Another consideration is the nature of work — how is it going to change? Are you going to keep the workforce virtual? Do you have to permanently reconfigure a process or set-up within your factory to maintain pre-COVID productivity? Are you going to have to do reorganizations in your company?

According to PwC’s pulse survey results, 72% of respondents say their company will have better resiliency and agility going forward and McClellan says many employers had improvements during the pandemic — some elements of their business became more productive, or decision making has become more streamlined.

“The goal and the key now is to pick those big rocks, the ones that are most important to that organization, and do everything you can to keep them moving forward because they'll give you strategic advantage in the future.”

McClellan works with clients to make sure they stay in regular communication with employees — and potentially those that were laid off as well — to show the logic and some of the value in the decision making process can help everyone work together through this unknown situation, she notes.

“I have seen the business community grow more compassionate over the last several weeks — understanding family situations, personal home situations — there's much more openness to having that be part of an employee's life during the work day and understanding the impact that could have on an employee.”

For Cox, taking the opportunity for connection is top-of-mind.
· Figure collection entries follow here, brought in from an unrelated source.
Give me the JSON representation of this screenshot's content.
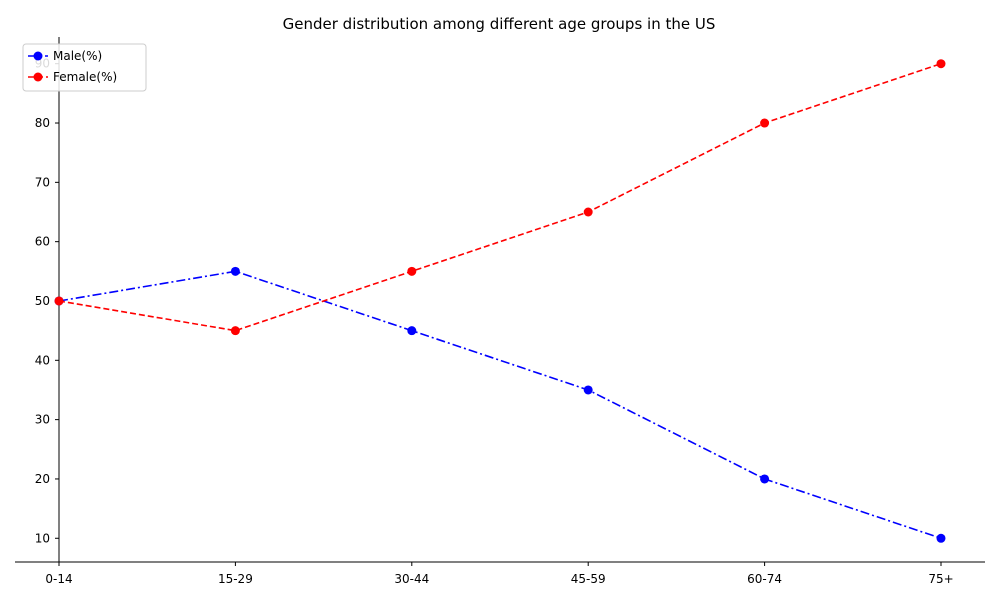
{
  "chart_data": {
    "type": "line",
    "title": "Gender distribution among different age groups in the US",
    "xlabel": "",
    "ylabel": "",
    "categories": [
      "0-14",
      "15-29",
      "30-44",
      "45-59",
      "60-74",
      "75+"
    ],
    "yticks": [
      10,
      20,
      30,
      40,
      50,
      60,
      70,
      80,
      90
    ],
    "ylim": [
      6,
      94.5
    ],
    "grid": false,
    "legend": "top-left",
    "series": [
      {
        "name": "Male(%)",
        "values": [
          50,
          55,
          45,
          35,
          20,
          10
        ],
        "color": "#0000ff",
        "dash": "dashdot"
      },
      {
        "name": "Female(%)",
        "values": [
          50,
          45,
          55,
          65,
          80,
          90
        ],
        "color": "#ff0000",
        "dash": "dashed"
      }
    ]
  }
}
She sends a nightly email to O.C. Tanner’s workforce, and maintains a crisis management video journal on the website. The company has hosted virtual town halls, where the entire executive team was on every call with every employee group. It’s not about saying anything new, she explains, it’s about getting to see each other and hear a familiar voice.

Nobody has a crystal ball — a vaccine for the virus may change things, for example — but “just like in any business continuity planning the key is to plan for those things that might happen or could happen,” McClellan says.

Cox predicts every company will revisit their plans with an eye towards sustainability — it’s one thing to triage a response to a natural disaster for a few days or a week, but it’s another to provide some continuity of employee experience over months.

“Even though we had checked all the boxes, and I feel like we have a very responsible business continuity plan, it just doesn’t take into account the emotional well being of our people for an extended period of time,” Cox says of O.C. Tanner’s crisis response plan pre-pandemic.

Cox advises leaders pay attention to the overall sentiment — according to recent O.C. Tanner pulse surveys, 77% of employees doubt workplace culture will ever return to normal” and 86.5% think it’s too soon to go back to the workplace. Getting employees onboard is critical, as it’s not only whether or not the technical aspects of a contingency plan are operating, it’s how people feel about them.

“We know people determine the success of any process — they can either adopt and endorse it or they can reject it,” she says. "That’s the same with different aspects of our contingency plans.”

This crisis has revealed organizations both operationally and culturally, and she urges employers to take the opportunity to take stock — those that will come out stronger have cultures centred on empowerment and on people feeling inspired by the purpose of the organization, which is impossible to triage in the moment, she adds.

“If you haven’t taken the opportunity to give people a rallying point that’s specific to the purpose you put into the world — it’s time.”